IPv6 task force units will be in place soon

Road map requires Internet Service Providers to get ready by December 2011

November 13, 2010 10:15 pm | Updated 10:15 pm IST - KOCHI:

All the committees and working groups forming part of the IPv6 Task Force that will oversee the country's transition to a ‘new' global web-address protocol are expected to be in place by this month-end.

Deadlines have been set for different stakeholders to prepare themselves for the major change, and a road map spelling out the details of the migration from Internet Protocol version 4 (IPv4) to Internet Protocol version 6 (IPv6) was officially released in July.

Version 4 of the protocol, which has so far been dominantly used on the Internet, is made up of a set of numbers that help to identify web addresses, besides facilitating communication from one point to the other. As the Internet grew phenomenally, the sets of numbers that could be used as digital addresses started getting exhausted, making it imperative that a new and expanded system with the potential for a tremendously larger number of unique addresses be deployed to keep it going. The world will run out of IPv4 addresses in a matter of months, experts say.

It is, however, not as if the IPv4 system would be shut down to make way for the new one. Both systems will co-exist; the future will however belong to the IPv6 system which has slowly been gaining global acceptance in recent years. Meanwhile, various techniques will be used to facilitate communication between the two.
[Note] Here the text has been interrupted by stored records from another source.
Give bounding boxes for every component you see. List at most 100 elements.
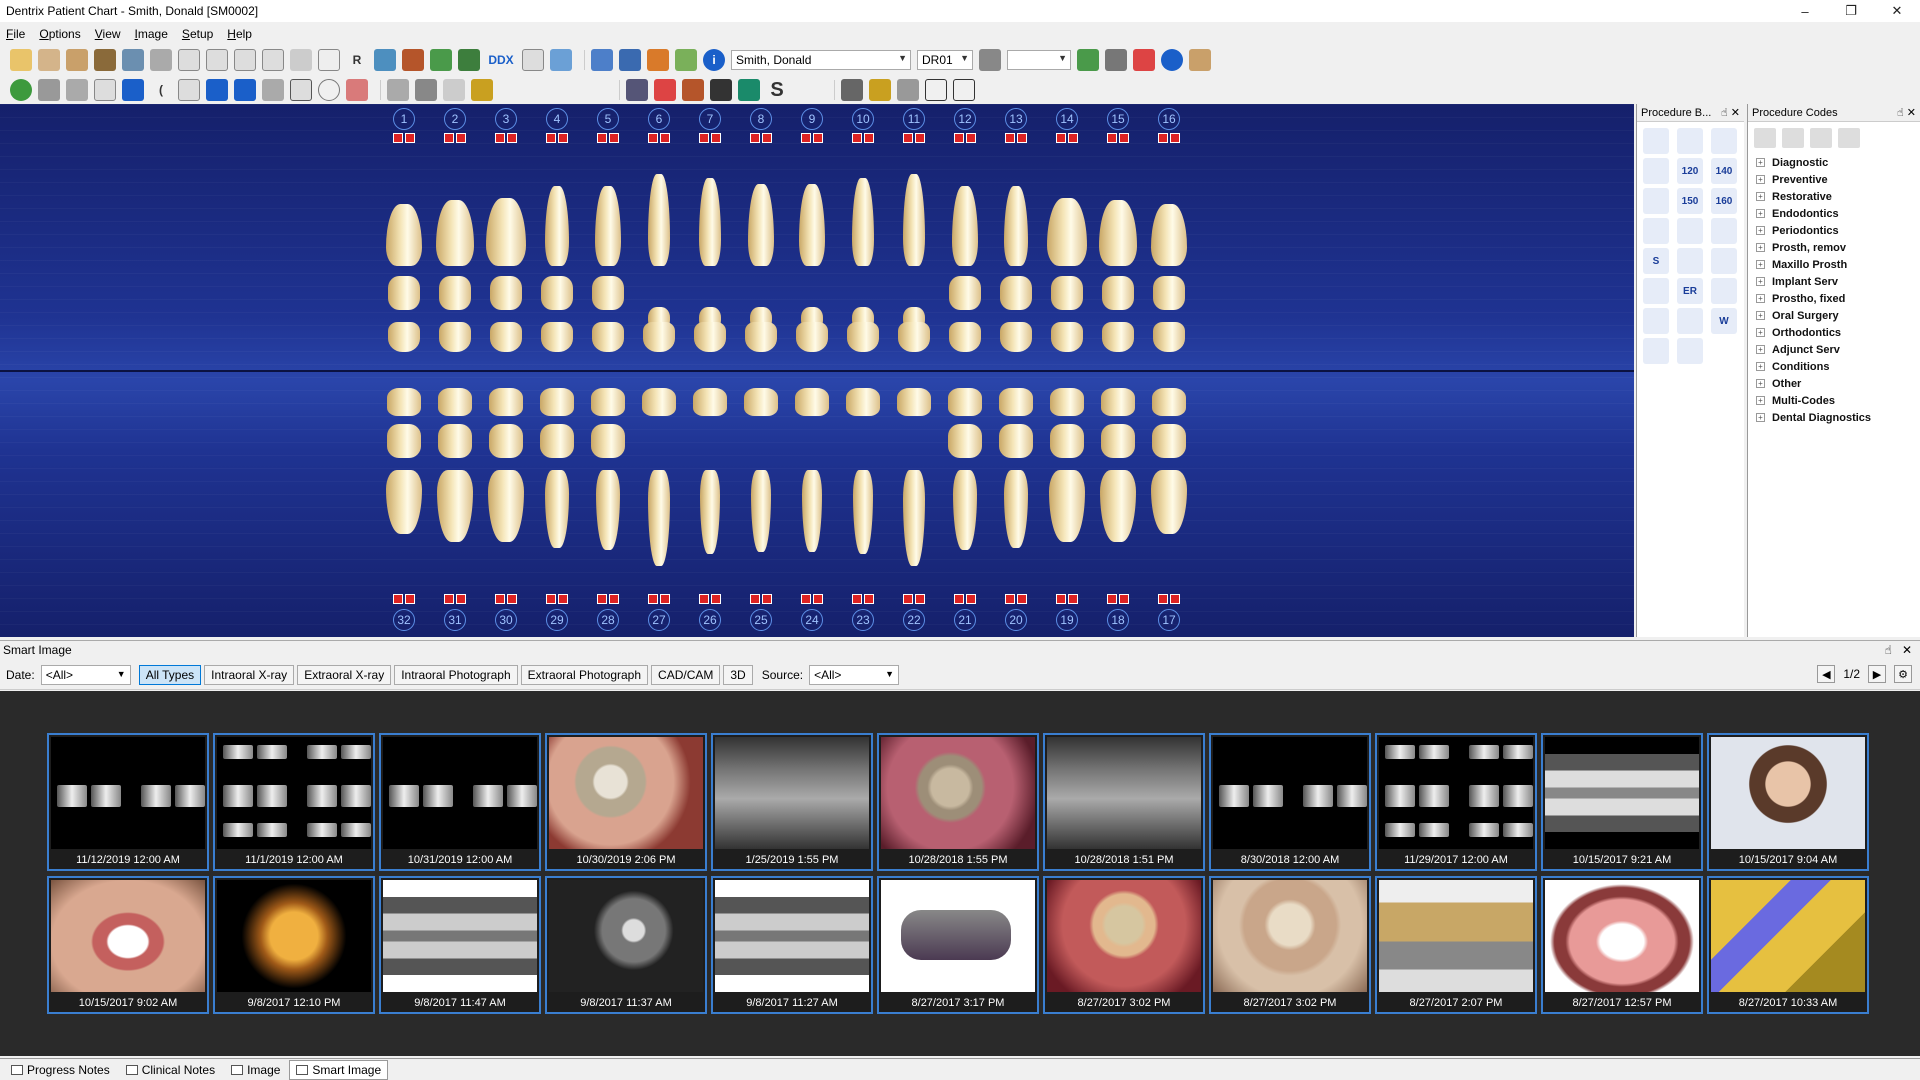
type-cadcam-button[interactable]: CAD/CAM <box>651 664 721 685</box>
upper-tooth-occlusal[interactable] <box>1051 276 1083 310</box>
proc-160-button[interactable]: 160 <box>1711 188 1737 214</box>
grid-red-icon[interactable] <box>654 79 676 101</box>
patient-select-icon[interactable] <box>591 49 613 71</box>
split-view-icon[interactable] <box>262 79 284 101</box>
procedure-category[interactable]: + Dental Diagnostics <box>1756 409 1920 426</box>
intraoral-photo-thumb[interactable]: 10/28/2018 1:55 PM <box>877 733 1039 871</box>
oval-icon[interactable] <box>318 79 340 101</box>
detail-view-icon[interactable] <box>1782 128 1804 148</box>
upper-tooth-lingual[interactable] <box>1102 322 1134 352</box>
intraoral-photo-thumb[interactable]: 10/30/2019 2:06 PM <box>545 733 707 871</box>
tooth-number[interactable]: 18 <box>1107 609 1129 631</box>
lower-tooth-occlusal[interactable] <box>591 424 625 458</box>
scan-3d-thumb[interactable]: 8/27/2017 3:17 PM <box>877 876 1039 1014</box>
lower-tooth-occlusal[interactable] <box>948 424 982 458</box>
tooth-number[interactable]: 26 <box>699 609 721 631</box>
expand-icon[interactable]: + <box>1756 362 1765 371</box>
procedure-category[interactable]: + Prostho, fixed <box>1756 290 1920 307</box>
crown-cad-thumb[interactable]: 8/27/2017 10:33 AM <box>1707 876 1869 1014</box>
tooth-number[interactable]: 17 <box>1158 609 1180 631</box>
procedure-category[interactable]: + Other <box>1756 375 1920 392</box>
ledger-icon[interactable] <box>66 49 88 71</box>
tooth-number[interactable]: 16 <box>1158 108 1180 130</box>
procedure-category[interactable]: + Maxillo Prosth <box>1756 256 1920 273</box>
lower-tooth-lingual[interactable] <box>642 388 676 416</box>
lower-tooth-lingual[interactable] <box>999 388 1033 416</box>
upper-tooth-lingual[interactable] <box>592 322 624 352</box>
screen-icon[interactable] <box>262 49 284 71</box>
expand-icon[interactable]: + <box>1756 328 1765 337</box>
panoramic-thumb[interactable]: 9/8/2017 11:47 AM <box>379 876 541 1014</box>
tooth-number[interactable]: 6 <box>648 108 670 130</box>
notes-icon[interactable] <box>38 49 60 71</box>
upper-tooth-facial[interactable] <box>595 186 621 266</box>
tooth-number[interactable]: 25 <box>750 609 772 631</box>
clipboard-icon[interactable] <box>1189 49 1211 71</box>
appointment-icon[interactable] <box>619 49 641 71</box>
upper-tooth-lingual[interactable] <box>439 322 471 352</box>
fmx-thumb[interactable]: 11/1/2019 12:00 AM <box>213 733 375 871</box>
expand-icon[interactable]: + <box>1756 311 1765 320</box>
list-view-icon[interactable] <box>1754 128 1776 148</box>
table-icon[interactable] <box>925 79 947 101</box>
upper-tooth-facial[interactable] <box>952 186 978 266</box>
tooth-number[interactable]: 9 <box>801 108 823 130</box>
tooth-tool-icon[interactable] <box>1810 128 1832 148</box>
panoramic-thumb[interactable]: 9/8/2017 11:27 AM <box>711 876 873 1014</box>
form2-icon[interactable] <box>206 49 228 71</box>
type-extraoral-xray-button[interactable]: Extraoral X-ray <box>297 664 392 685</box>
refresh-icon[interactable] <box>10 79 32 101</box>
upper-tooth-facial[interactable] <box>1047 198 1087 266</box>
expand-icon[interactable]: + <box>1756 158 1765 167</box>
upper-tooth-lingual[interactable] <box>898 322 930 352</box>
upper-tooth-occlusal[interactable] <box>388 276 420 310</box>
tooth-number[interactable]: 3 <box>495 108 517 130</box>
upper-tooth-lingual[interactable] <box>643 322 675 352</box>
family-file-icon[interactable] <box>94 49 116 71</box>
denture2-button-icon[interactable] <box>1677 308 1703 334</box>
upper-tooth-facial[interactable] <box>1099 200 1137 266</box>
camera-icon[interactable] <box>1077 49 1099 71</box>
upper-tooth-facial[interactable] <box>799 184 825 266</box>
layers-icon[interactable] <box>626 79 648 101</box>
tooth-number[interactable]: 29 <box>546 609 568 631</box>
upper-tooth-lingual[interactable] <box>847 322 879 352</box>
lower-tooth-lingual[interactable] <box>948 388 982 416</box>
status-selector[interactable]: ▼ <box>1007 50 1071 70</box>
glasses-icon[interactable] <box>458 49 480 71</box>
lower-tooth-lingual[interactable] <box>438 388 472 416</box>
tooth-number[interactable]: 11 <box>903 108 925 130</box>
verify-icon[interactable] <box>1161 49 1183 71</box>
close-icon[interactable]: ✕ <box>1902 643 1912 657</box>
xray-button-icon[interactable] <box>1677 218 1703 244</box>
bitewing-thumb[interactable]: 8/30/2018 12:00 AM <box>1209 733 1371 871</box>
tree-icon[interactable] <box>430 49 452 71</box>
qr-icon[interactable] <box>738 79 760 101</box>
list-icon[interactable] <box>290 49 312 71</box>
chart-view-icon[interactable] <box>290 79 312 101</box>
ddx-icon[interactable]: DDX <box>486 49 516 71</box>
source-filter[interactable]: <All> ▼ <box>809 664 900 685</box>
upper-tooth-lingual[interactable] <box>796 322 828 352</box>
menu-help[interactable]: Help <box>227 27 252 41</box>
expand-icon[interactable]: + <box>1756 396 1765 405</box>
upper-tooth-facial[interactable] <box>545 186 569 266</box>
arch-photo-thumb[interactable]: 8/27/2017 12:57 PM <box>1541 876 1703 1014</box>
upper-tooth-occlusal[interactable] <box>1000 276 1032 310</box>
table2-icon[interactable] <box>953 79 975 101</box>
periapical-thumb[interactable]: 1/25/2019 1:55 PM <box>711 733 873 871</box>
procedure-category[interactable]: + Implant Serv <box>1756 273 1920 290</box>
tooth-view-icon[interactable] <box>206 79 228 101</box>
lower-tooth-lingual[interactable] <box>1050 388 1084 416</box>
picture-icon[interactable] <box>647 49 669 71</box>
patient-button-icon[interactable] <box>1643 278 1669 304</box>
tab-progress-notes[interactable]: Progress Notes <box>4 1060 117 1080</box>
upper-tooth-facial[interactable] <box>748 184 774 266</box>
bitewing-thumb[interactable]: 11/12/2019 12:00 AM <box>47 733 209 871</box>
eraser2-icon[interactable] <box>178 79 200 101</box>
patient-selector[interactable]: Smith, Donald ▼ <box>731 50 911 70</box>
lower-tooth-occlusal[interactable] <box>999 424 1033 458</box>
procedure-category[interactable]: + Orthodontics <box>1756 324 1920 341</box>
upper-tooth-lingual[interactable] <box>1000 322 1032 352</box>
wand-icon[interactable] <box>374 49 396 71</box>
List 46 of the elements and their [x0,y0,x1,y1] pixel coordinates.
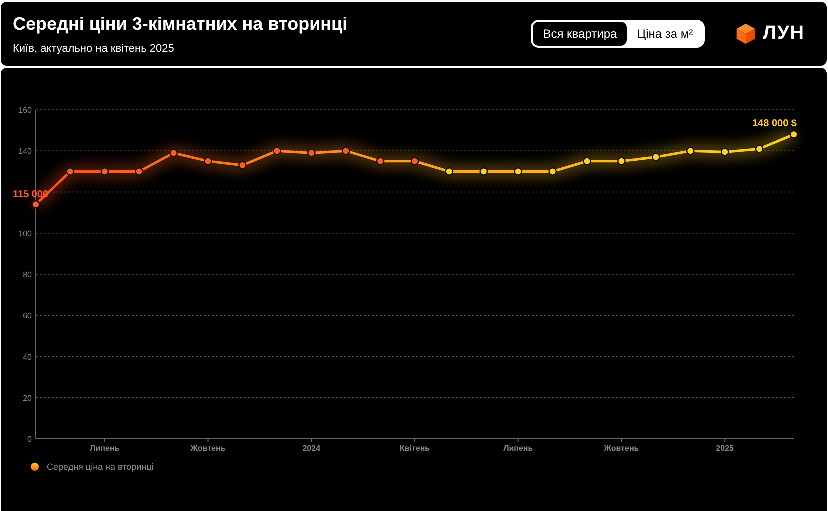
data-point [135,168,144,176]
data-point [272,146,282,156]
x-tick-label: Жовтень [604,444,640,453]
data-point [480,168,488,176]
data-point [445,168,454,176]
data-point [548,168,558,176]
logo-text: ЛУН [763,23,805,45]
y-tick-label: 80 [23,270,32,280]
data-point [238,161,247,170]
x-tick-label: Жовтень [190,444,226,453]
y-tick-label: 140 [18,147,32,156]
chart-subtitle: Київ, актуально на квітень 2025 [13,42,176,54]
y-tick-label: 40 [23,352,32,362]
data-point [514,168,523,176]
y-tick-label: 0 [28,435,32,444]
toggle-option[interactable]: Вся квартира [533,22,628,46]
data-point [755,144,764,154]
y-tick-label: 160 [18,106,32,115]
data-point [204,157,212,166]
data-point [32,200,40,209]
data-point [583,157,592,166]
chart-title: Середні ціни 3-кімнатних на вторинці [13,14,349,34]
data-point [66,168,75,176]
y-tick-label: 60 [23,312,32,321]
x-tick-label: Липень [504,444,534,453]
y-tick-label: 100 [18,229,32,238]
data-point [790,130,798,139]
x-tick-label: 2024 [302,444,321,453]
x-tick-label: Липень [90,444,120,453]
data-point [100,168,110,176]
value-label: 148 000 $ [752,118,797,130]
cube-icon [735,22,758,46]
data-point [410,157,420,166]
data-point [686,146,695,156]
x-tick-label: 2025 [716,444,734,453]
data-point [618,157,626,166]
data-point [170,148,178,158]
data-point [720,148,730,156]
data-point [307,148,316,158]
data-point [376,157,385,166]
x-tick-label: Квітень [400,444,430,453]
data-point [652,153,660,162]
legend-label: Середня ціна на вторинці [47,462,154,472]
legend-dot [31,463,39,471]
y-tick-label: 20 [23,394,32,403]
data-point [342,146,350,156]
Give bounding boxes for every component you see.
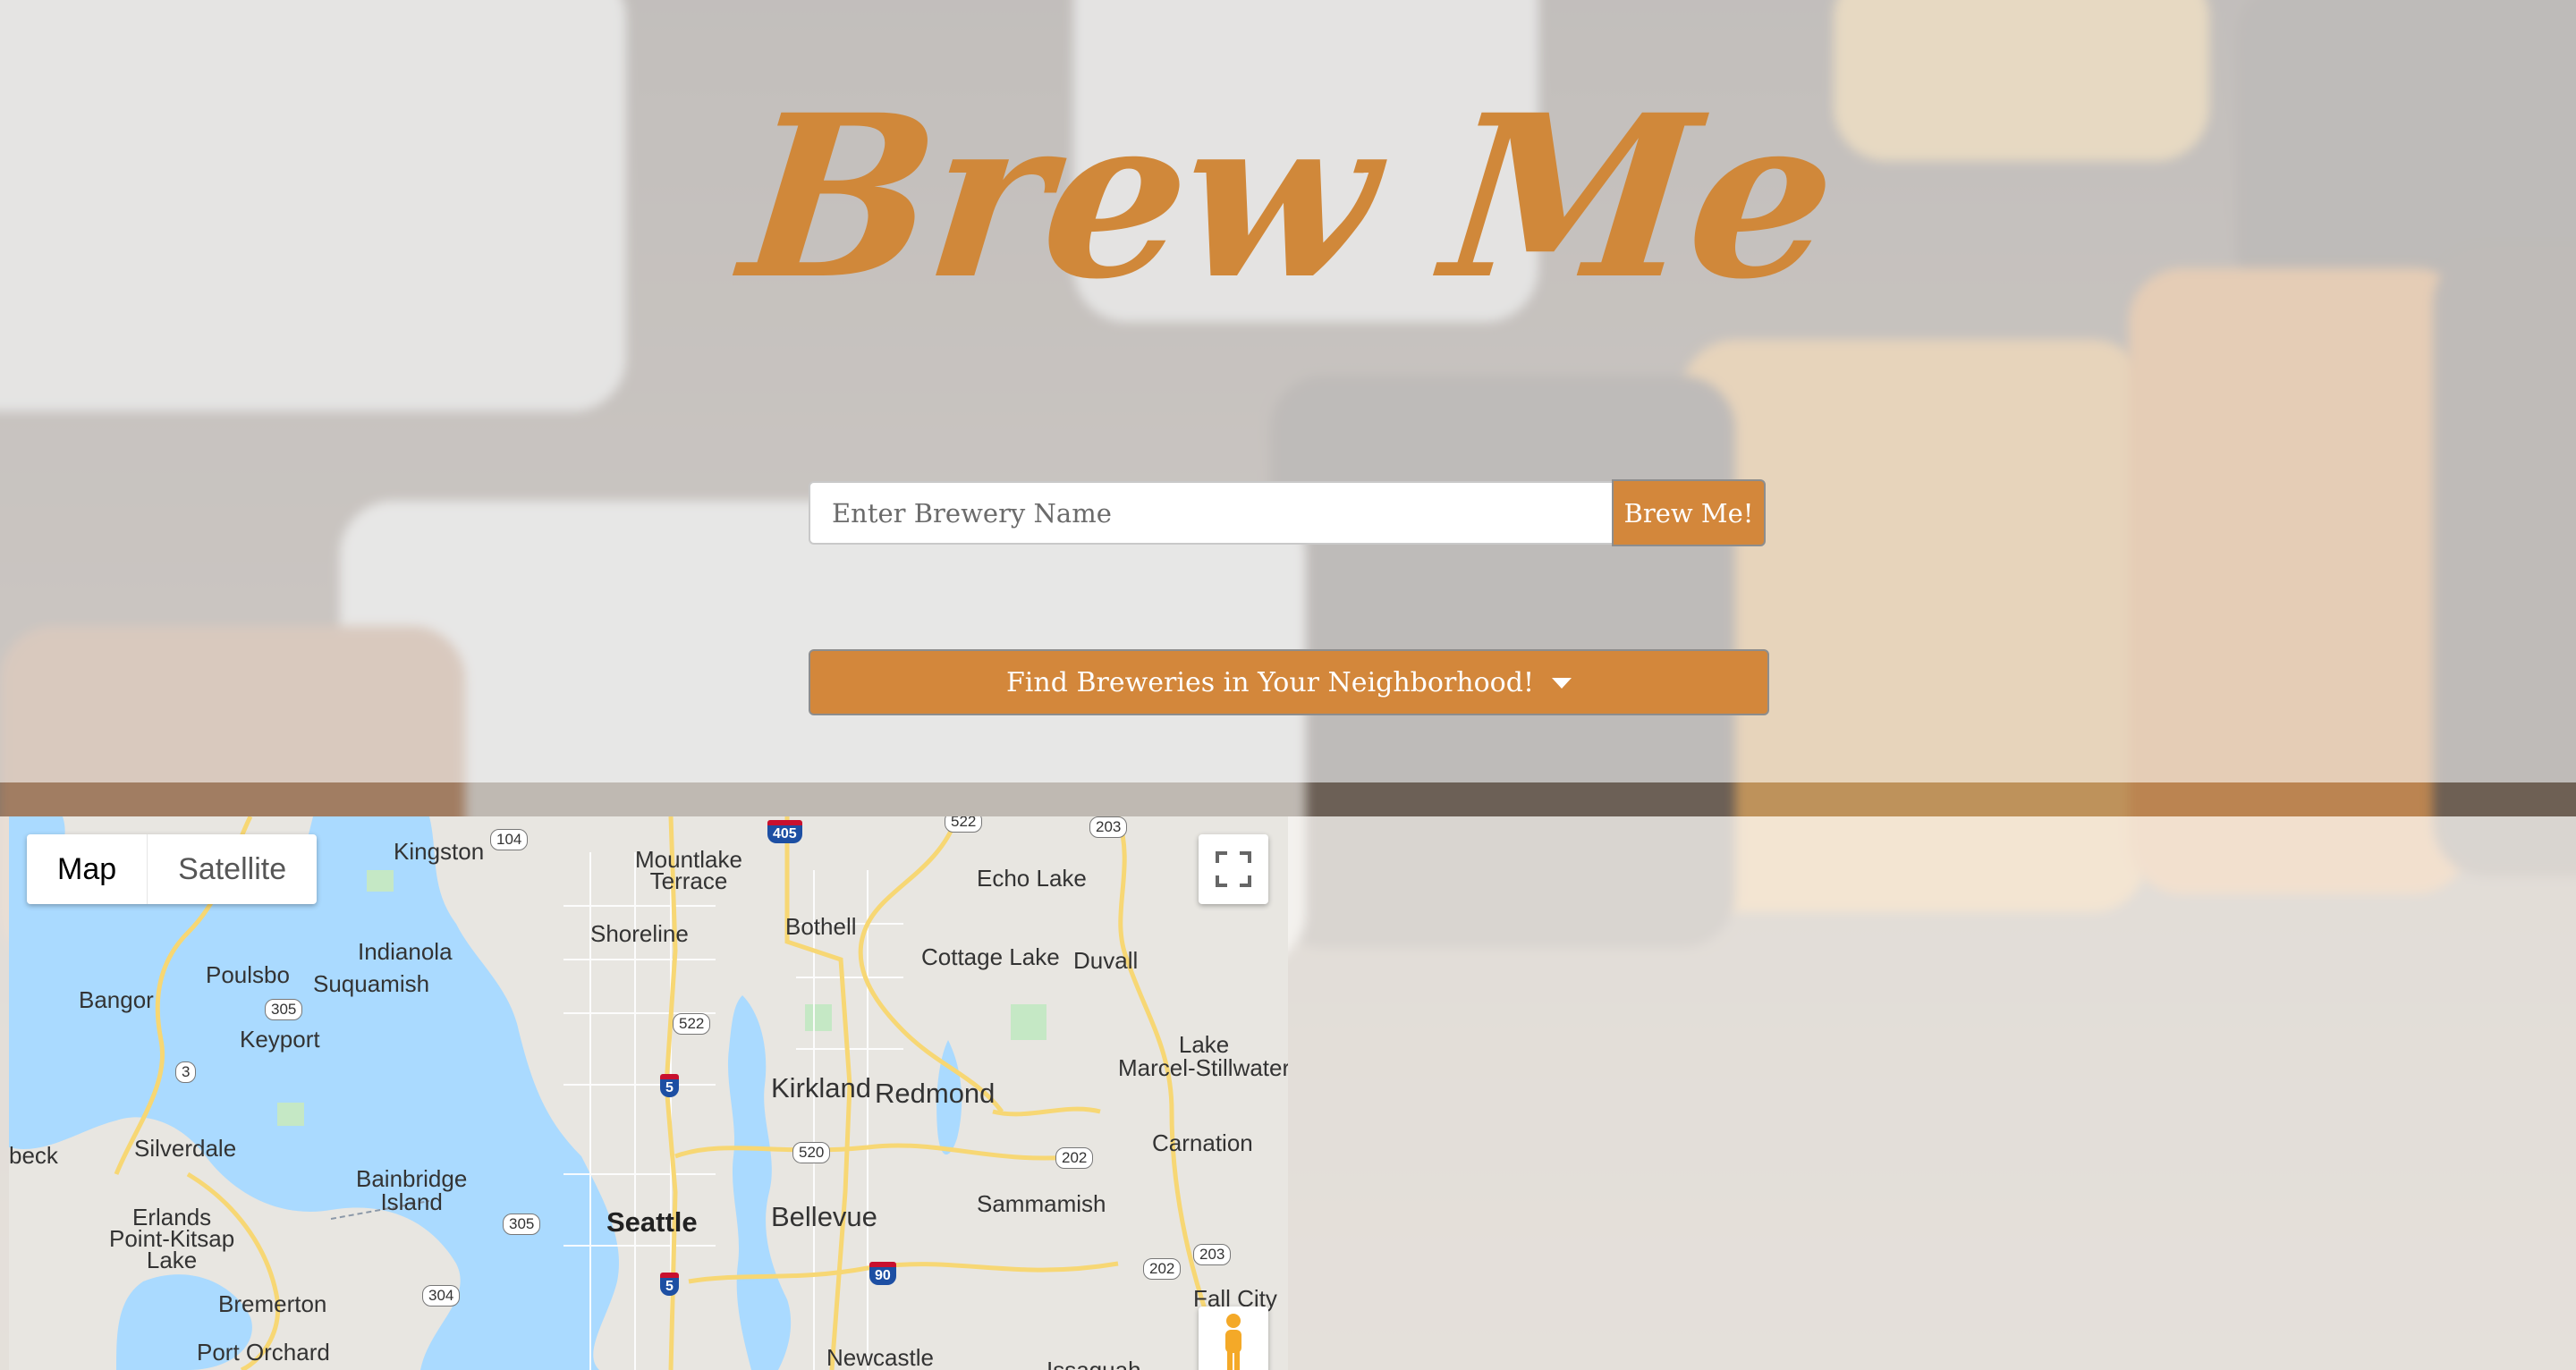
place-poulsbo: Poulsbo: [206, 961, 290, 988]
place-cottage-lake: Cottage Lake: [921, 943, 1060, 970]
page-title: Brew Me: [732, 65, 1844, 328]
place-bainbridge-line2: Island: [380, 1188, 443, 1215]
place-carnation: Carnation: [1152, 1129, 1253, 1156]
route-202-shield: 202: [1055, 1147, 1094, 1169]
interstate-5-shield: 5: [660, 1074, 679, 1097]
place-echo-lake: Echo Lake: [977, 865, 1087, 892]
interstate-405-shield: 405: [767, 820, 802, 843]
place-kirkland: Kirkland: [771, 1072, 871, 1104]
place-keyport: Keyport: [240, 1026, 320, 1053]
route-203-shield: 203: [1089, 816, 1128, 838]
route-202b-shield: 202: [1143, 1258, 1182, 1280]
route-522b-shield: 522: [673, 1013, 711, 1035]
place-bremerton: Bremerton: [218, 1290, 327, 1317]
find-breweries-dropdown[interactable]: Find Breweries in Your Neighborhood!: [809, 649, 1769, 715]
map-type-control: Map Satellite: [27, 834, 318, 904]
fullscreen-icon: [1216, 851, 1251, 887]
route-305-shield: 305: [265, 999, 303, 1020]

Isolated IPv6 networks will also have to communicate with each other using the IPv4 networks till they gain ground.

The National IPv6 Deployment Road Map detailed the creation of the Task Force which was to have several committees and working groups to pave the way for this transition, a major technical challenge for infrastructure and service providers in the country besides the government itself. It will be very difficult, “if not impossible,” to acquire new IPv4 addresses after mid-2012.

The Task Force was to be made up of officials from the Departments of Telecommunications and Information Technology, organisations such as the National Internet Exchange of India, the Education and Research Network and the National Informatics Centre, as well as various other Central and State government departments and agencies, and representatives of telecom and Internet service providers, educational institutions, industry associations, equipment vendors and content providers, software vendors and cable TV industry representatives, apart from the IPv6 Forum.

Though the extent of progress achieved by the big Internet Service Providers (ISPs) to get themselves ready for the transition seemed to vary, R.M. Agarwal, Deputy Director-General, Telecommunication Engineering Centre, expressed confidence in their being able to meet the December, 2011 deadline.

He told The Hindu that preparatory to the change, the ISPs were also ‘taking care' of issues like acquiring enough IPv6 address blocks, resources that are apportioned internationally to networks in different regions of the world.

While some of the big ISPs were already in a position to offer IPv6 connectivity, the small and medium ISPs were not prepared for transition “because they are dependent on their upstream larger service providers in the chain,” the report had said. They would follow suit once the large service providers migrated to IPv6. All important Central government Ministries appointed nodal officers to get set for the transition, Mr. Agarwal said. All Central and State government Ministries and Departments, including its public sector units, are expected to switch over to IPv6 by March 2012.

The road map had suggested that a national centre of excellence, ‘Indian IPv6 Centre for Innovation,' be created to take over the activities of the Task Force in the long run. A separate ‘Transition Pipe,' which will channel traffic from one IPv6 network to another, has been suggested, especially by the ISPs. “The working group concerned will take up this issue with all stakeholders,” Mr. Agarwal said.